As usual, recepiants get an email promising them a fortune (lottery win and inheritance are the most popular stories) if they would be so kind to help the sender (scammer) by providing their banking details so the sum could be moved out of the country. That and, of course, a “small” fee for all the necessary documents.
The latest such offer claims to come from 22-year-old woman living in the Ivory Coast. $6.5 million should be an appealing offer, right? The email reads the following:
“Before the death of my father on the 12th December 2007,in a private hospital here in Abidjan,he called me secretly to his bed side and told me that he kept a sum of $6.500 000 (six million five hundred thousand United States Dollars) in a bank in Abidjan Cote D’ivoire. He used my name as the next of kin in deposit of the fund.He also explained to me that it was because of this money he was poisoned by his business partner and that i should seek for foreign partner in a country of my choice where i would transfer this money and use it for investment purpose.”

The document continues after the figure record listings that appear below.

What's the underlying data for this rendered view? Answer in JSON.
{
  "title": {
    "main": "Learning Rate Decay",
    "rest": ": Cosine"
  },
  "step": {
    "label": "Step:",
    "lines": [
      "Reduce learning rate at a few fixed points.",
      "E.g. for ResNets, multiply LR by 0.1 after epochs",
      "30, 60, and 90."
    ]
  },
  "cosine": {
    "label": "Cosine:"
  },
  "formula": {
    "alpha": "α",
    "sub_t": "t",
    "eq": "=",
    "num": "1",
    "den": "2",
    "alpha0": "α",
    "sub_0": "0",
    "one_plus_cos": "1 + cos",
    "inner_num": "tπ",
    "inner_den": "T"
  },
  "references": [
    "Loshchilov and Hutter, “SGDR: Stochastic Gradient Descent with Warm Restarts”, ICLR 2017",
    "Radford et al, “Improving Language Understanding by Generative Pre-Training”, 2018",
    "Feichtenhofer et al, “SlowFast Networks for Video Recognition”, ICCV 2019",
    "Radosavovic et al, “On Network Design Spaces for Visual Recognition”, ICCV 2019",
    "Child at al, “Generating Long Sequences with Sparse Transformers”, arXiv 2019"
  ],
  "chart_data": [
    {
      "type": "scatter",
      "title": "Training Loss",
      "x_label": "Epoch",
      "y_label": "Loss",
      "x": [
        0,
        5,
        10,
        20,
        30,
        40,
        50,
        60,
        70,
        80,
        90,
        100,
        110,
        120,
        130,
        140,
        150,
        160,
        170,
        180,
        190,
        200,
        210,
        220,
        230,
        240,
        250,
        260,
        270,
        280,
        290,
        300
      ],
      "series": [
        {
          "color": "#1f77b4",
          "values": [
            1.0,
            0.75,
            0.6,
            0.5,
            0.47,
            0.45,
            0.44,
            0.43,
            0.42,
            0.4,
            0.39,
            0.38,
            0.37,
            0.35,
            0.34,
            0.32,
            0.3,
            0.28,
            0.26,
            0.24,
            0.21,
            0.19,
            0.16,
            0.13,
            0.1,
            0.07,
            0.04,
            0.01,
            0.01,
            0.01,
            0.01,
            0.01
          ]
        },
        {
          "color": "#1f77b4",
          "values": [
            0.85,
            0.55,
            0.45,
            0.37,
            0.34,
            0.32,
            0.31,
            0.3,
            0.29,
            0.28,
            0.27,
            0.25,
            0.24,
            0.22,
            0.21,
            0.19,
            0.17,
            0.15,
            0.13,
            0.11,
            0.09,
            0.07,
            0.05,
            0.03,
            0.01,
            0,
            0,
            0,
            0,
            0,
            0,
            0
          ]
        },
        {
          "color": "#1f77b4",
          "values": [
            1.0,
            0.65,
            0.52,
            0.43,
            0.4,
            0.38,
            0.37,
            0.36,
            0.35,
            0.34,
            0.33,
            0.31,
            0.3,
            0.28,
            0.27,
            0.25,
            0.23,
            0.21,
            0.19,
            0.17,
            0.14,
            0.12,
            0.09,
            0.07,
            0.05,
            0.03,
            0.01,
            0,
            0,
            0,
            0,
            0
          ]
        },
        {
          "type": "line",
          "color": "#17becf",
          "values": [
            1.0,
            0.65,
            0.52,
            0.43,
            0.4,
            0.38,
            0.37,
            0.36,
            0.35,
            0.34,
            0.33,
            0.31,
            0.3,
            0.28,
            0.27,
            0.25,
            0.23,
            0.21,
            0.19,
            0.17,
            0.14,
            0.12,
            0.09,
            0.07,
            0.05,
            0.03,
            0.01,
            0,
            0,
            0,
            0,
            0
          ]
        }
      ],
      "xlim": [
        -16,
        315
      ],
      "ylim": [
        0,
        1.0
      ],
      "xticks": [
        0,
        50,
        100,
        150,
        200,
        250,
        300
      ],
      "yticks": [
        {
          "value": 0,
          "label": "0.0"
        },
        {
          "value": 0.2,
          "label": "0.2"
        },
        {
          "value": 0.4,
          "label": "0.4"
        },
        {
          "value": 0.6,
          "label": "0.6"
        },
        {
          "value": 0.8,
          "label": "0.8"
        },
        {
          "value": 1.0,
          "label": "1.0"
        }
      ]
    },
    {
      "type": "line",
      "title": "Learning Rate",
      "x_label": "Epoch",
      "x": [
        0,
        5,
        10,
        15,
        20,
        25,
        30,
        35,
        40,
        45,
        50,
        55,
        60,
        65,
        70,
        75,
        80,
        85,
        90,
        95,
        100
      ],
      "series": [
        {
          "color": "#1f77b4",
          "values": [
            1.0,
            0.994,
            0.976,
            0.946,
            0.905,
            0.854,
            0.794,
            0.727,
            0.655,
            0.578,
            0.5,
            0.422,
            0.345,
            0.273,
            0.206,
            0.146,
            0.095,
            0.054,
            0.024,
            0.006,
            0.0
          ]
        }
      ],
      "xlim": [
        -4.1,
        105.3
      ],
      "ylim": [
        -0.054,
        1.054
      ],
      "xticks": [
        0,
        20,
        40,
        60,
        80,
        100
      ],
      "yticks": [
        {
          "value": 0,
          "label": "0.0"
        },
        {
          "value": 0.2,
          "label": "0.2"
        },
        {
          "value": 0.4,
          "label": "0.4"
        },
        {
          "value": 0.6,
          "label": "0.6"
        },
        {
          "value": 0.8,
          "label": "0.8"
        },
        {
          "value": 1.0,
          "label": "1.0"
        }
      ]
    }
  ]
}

The email goes on asking about the (soon to be) victim’s bank account information and advises the recipient to answer within the next 7 days.
Spammers have turned to social networking sites given the fact that email filters have evolved and their emails find it hard, if not impossible to find their way into inboxes. Also, the users on such sites tend to be more trusting with such messages, something much appreciated by the scammers.